Escrito por Rodrigo Leite
Mestre em Direito Constitucional, Autor,
Assessor no TJRN e Conteudista do SupremoTV.
A Agência Nacional de Saúde (ANS) possui uma lista de procedimentos médicos (exames e cirurgias, por exemplo) que devem ser cobertos pelos planos de saúde. De acordo com o Instituto Brasileiro de Defesa do Consumidor – IDEC (idec.org.br), trata-se de rol ou listagem de procedimentos “que obrigatoriamente deverão ser cobertos pelas operadoras de planos de saúde. É aplicado apenas aos contratos novos, ou seja, aqueles assinados a partir de janeiro de 1999, quando entrou em vigor a Lei de Planos de Saúde (Lei 9.656/1998).”

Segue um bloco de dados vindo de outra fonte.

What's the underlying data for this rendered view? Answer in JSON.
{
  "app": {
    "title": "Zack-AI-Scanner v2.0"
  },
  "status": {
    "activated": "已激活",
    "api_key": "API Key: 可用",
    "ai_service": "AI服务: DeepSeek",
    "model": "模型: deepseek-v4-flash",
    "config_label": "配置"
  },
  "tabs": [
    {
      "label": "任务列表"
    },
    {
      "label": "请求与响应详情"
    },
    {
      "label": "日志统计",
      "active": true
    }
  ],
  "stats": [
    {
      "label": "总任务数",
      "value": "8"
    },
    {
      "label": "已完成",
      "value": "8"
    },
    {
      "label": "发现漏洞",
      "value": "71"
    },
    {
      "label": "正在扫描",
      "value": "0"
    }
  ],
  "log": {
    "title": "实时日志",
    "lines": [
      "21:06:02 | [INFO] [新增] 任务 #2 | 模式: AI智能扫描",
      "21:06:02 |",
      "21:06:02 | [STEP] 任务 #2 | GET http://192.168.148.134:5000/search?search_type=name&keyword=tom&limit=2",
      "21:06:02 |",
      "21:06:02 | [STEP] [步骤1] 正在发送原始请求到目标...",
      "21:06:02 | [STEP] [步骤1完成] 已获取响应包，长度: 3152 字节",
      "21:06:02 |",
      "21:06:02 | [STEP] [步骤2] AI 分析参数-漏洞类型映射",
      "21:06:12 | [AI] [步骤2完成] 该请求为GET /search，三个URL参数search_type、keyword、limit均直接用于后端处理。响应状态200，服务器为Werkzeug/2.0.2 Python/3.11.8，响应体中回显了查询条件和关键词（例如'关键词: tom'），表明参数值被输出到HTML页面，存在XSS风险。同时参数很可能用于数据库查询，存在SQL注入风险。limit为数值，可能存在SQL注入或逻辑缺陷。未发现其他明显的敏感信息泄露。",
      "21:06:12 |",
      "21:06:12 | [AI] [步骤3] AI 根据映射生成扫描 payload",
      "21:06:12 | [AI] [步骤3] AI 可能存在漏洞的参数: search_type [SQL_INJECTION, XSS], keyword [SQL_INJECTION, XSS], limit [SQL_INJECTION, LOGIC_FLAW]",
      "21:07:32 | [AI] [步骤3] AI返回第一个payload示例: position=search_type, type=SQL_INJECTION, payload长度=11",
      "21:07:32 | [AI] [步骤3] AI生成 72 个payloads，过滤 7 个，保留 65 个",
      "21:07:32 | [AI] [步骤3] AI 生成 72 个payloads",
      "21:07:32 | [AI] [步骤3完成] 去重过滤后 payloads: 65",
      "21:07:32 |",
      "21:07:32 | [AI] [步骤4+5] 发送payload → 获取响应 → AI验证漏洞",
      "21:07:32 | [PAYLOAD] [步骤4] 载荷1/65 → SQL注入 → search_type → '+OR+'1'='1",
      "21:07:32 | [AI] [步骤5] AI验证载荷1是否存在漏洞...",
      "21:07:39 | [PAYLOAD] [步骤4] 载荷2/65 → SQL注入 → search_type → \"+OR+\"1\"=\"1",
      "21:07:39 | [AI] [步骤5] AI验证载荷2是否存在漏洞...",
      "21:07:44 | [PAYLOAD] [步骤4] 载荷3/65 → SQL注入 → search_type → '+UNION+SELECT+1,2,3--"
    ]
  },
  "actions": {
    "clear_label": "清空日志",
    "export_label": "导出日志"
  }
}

Para a ANS (ans.gov.br), “o rol de procedimentos e eventos em Saúde garante e torna público o direito assistencial dos beneficiários dos planos de saúde, válida para planos de saúde contratados a partir de 1º de janeiro de 1999, contemplando os procedimentos considerados indispensáveis ao diagnóstico, tratamento e acompanhamento de doenças e eventos em saúde, em cumprimento ao disposto na Lei n. 9.656/1998. Em 01 de abril de 2021, entra em vigor as novas coberturas obrigatórias para beneficiários de planos. São 69 coberturas acrescentadas ao Rol de Procedimentos obrigatórios que os planos de saúde são obrigados a cobrir, sendo 50 relativas a medicamentos e 19 referentes a procedimentos como exames, terapias e cirurgias. Na lista de medicamentos, estão 19 antineoplásicos orais que contemplam 28 indicações de tratamento para diversos tipos de câncer; 17 imunobiológicos com 21 indicações para tratamento de doenças inflamatórias, crônicas e autoimunes, como psoríase, asma e esclerose múltipla; e 1 medicamento para tratamento de doença que leva a deformidades ósseas. Na lista dos procedimentos estão exames, terapias e cirurgias para diagnóstico e tratamento de enfermidades do coração, intestino, coluna, pulmão, mama, entre outras.”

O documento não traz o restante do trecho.